Damen 3: Mittagsschlaf in Bruckmühl

Pünktlich zur Mittagszeit ging es für unsere Damen 3 letzten Sonntag in Bruckmühl auf die Platte.
Nicht vollständig aber dennoch gut besetzt wollte man die 2 Punkte mit nach Hause nehmen.

So der Plan in der Theorie.
Die Praxis sah dann eher etwas zäh aus.

Ob es nun am mangelnden Sonntagsbraten gelegen hat oder an dem schönen Wetter außerhalb der Halle, haben wir uns im Angriff nicht mit Ruhm bekleckert.
Die Lücken wurden nicht genutzt, der Zug zum Tor war auch irgendwie nicht so recht vorhanden und die technischen Fehler waren auch nicht wenige.
Allerdings stand die Abwehr sehr gut, es wurde gut verschoben so dass die Damen aus Bruckmühl ihre Mühen hatten das Tor zu treffen.

All das führte zu einem Halbzeitstand von 7:6 für die Heimmannschaft.

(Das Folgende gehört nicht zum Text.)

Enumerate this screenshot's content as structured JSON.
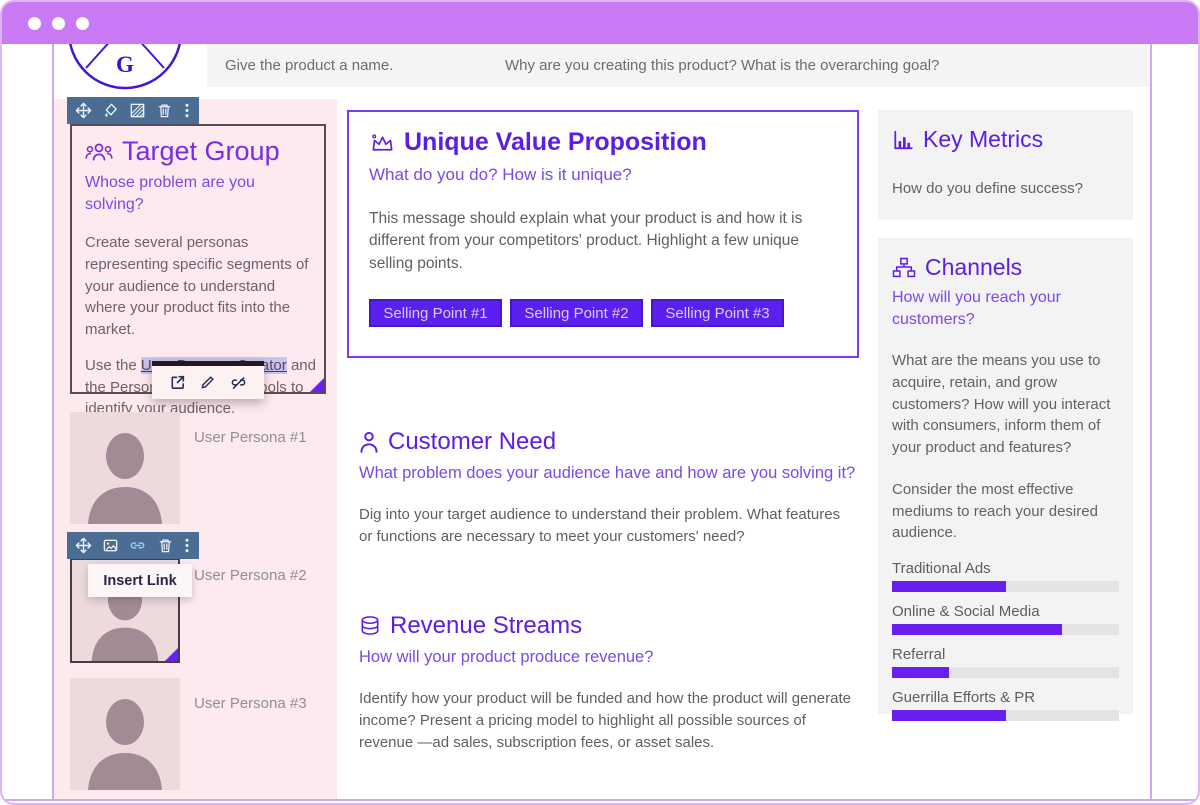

Nach einer pfeffrigen Ansage seitens des Trainers beim Pausentee ging man dann ein wenig motivierter in die zweite Halbzeit.
Durch ein paar schöne Anspiele an den Kreis konnten wir uns dann auch auf ein 9:11 absetzen.
So gut so weit, waren aber immerhin noch gut 15 Minuten zu spielen.
Es mehrten sich wieder die technischen Fehler aus der ersten Halbzeit und Bruckmühl konnte auf ein 13:11 7 Minuten vor Schluss auf der Habenseite verbuchen.
Manch einer denkt sich hier, 7 Minuten und 2 Tore, schafft man.

Der Wille zeigte sich auch nochmal, wollte man die 2 Punkte immer noch mitnehmen.
Wie man aber auch bei der bisherigen Torausbeute erkennen kann, war es an diesem Sonntag ein schwieriges Unterfangen und wir mussten uns mit 13:12 geschlagen geben.

In diesem Sinn, Mund abwischen, weitermachen.

Es spielten:
Anna-Lena (1), Lauri, Corinna, Nici (3), Anna (1), Karin (4), Leo (2/1), Doro (1), Sandra, Heide (Tor)

Herren 1: Gefühlte Niederlage beim FC Bayern

Herren 1: Gefühlte Niederlage beim FC Bayern

Mit Anpfiff um 20:00 Uhr zur besten Sendezeit im „Tatort“ Bayern Campus begann ein unterhaltsames und spannendes Spiel mit zwei ebenbürtigen Mannschaften.

Die erste Viertelstunde war das Spiel ausgeglichen, es stand 7:6 für den Heimverein, der dann auf 10:6 davonziehen konnte, aber unsere HSG-Boys erreichten bis zur Halbzeit ein 12:12.

In einer fulminanten Anfangsphase in der 2. Halbzeit konnte die HSG einen 4-Tore-Vorsprung herausspielen, geriet aber in der 47. Minute erneut in einen 20:19-Rückstand, konnte diesen aber in der 55. Minute in eine 21:22 Führung umwandeln. Erst in der 60. Minute fiel der Ausgleich durch einen unberechtigten 7-Meter.

Fazit: Eine gefühlte Niederlage trotz guter kämpferischer Leistung.

Es spielten:
Marco Maurantonio (Tor), Thomas Wang (2), Philipp Münch (5), Patrick Rathmann (3), David Techmer (1), Julius Beck (5/2), York Wendebourg (3), Gregor Ester, David Baumann (2), Philipp Hartmann (1).